Cela se passe toujours en plusieurs temps les anniversaires au jardin. Après les baisers, viennent les souhaits. Putain que ça fait du bien les souhaits! Un défilement d'êtres chers et désirés, chers depuis tout le temps. Parfois, les êtres sont chers mais non désirés alors ces jours-ci, ceux-là ne viennent pas, on les laisse à la lisière de soi, on les verra plus tard.
C'est curieux ce défilé, y viennent les vivants qui habitent trop loin de chez toi, là ils sont là, parfois gentiment endimanchés, passés dire je t'aime comme on s'arrête pisser. D'autres fois, ce sont des êtres chers disparus qui passent en coup de vent dire je t'aime aussi. 
D'autres fois, on reçoit des souhaits d'inconnus en chinois, en bulgare. T'entendre dire, aujourd'hui, joyeux anniversaire en batave par un mec édenté qui sourit, si vieux, si beau.    
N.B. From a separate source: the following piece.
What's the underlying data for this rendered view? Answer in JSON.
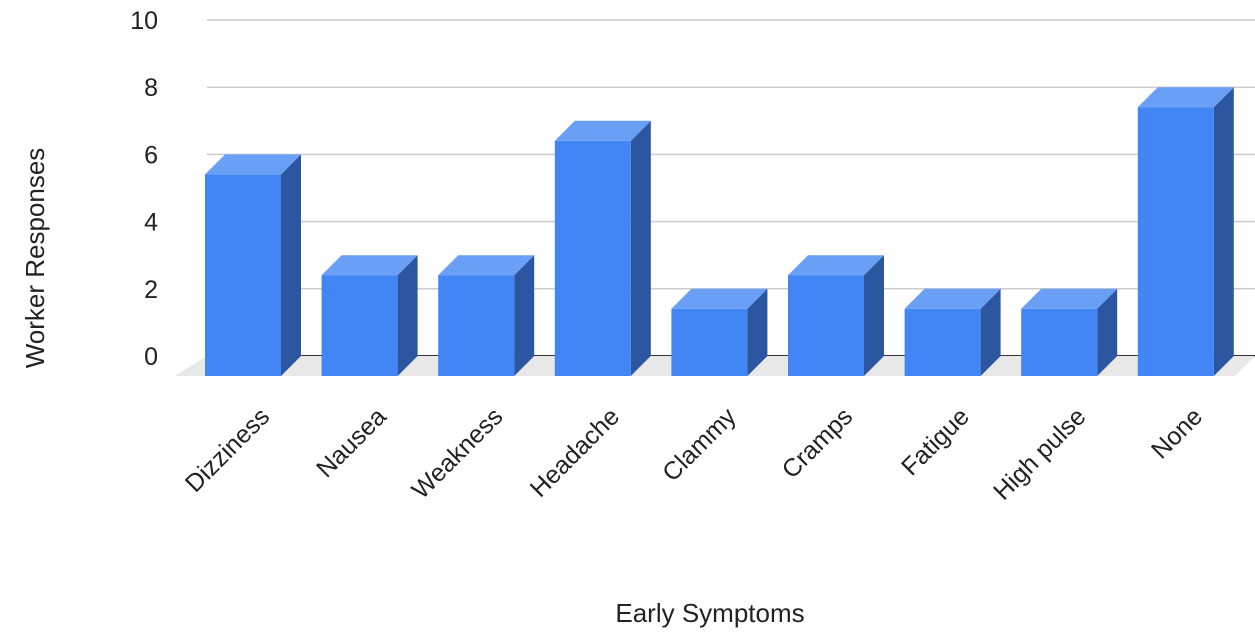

Alors, tu t'arrêtes estourbie, après une heure de ce tourbillon d'amour, tu t'arrêtes pour regarder le bleu du ciel dans cette percée de nuages, de jolis nuages dentelés, tu t'arrêtes, remplie à ras bord de cette humanité, tu regardes encore ce petit bout de machin de ciel bleu, divinement beau. 
Et tu remercies Dieu de t'avoir mise là, à cette juste place d'être toi.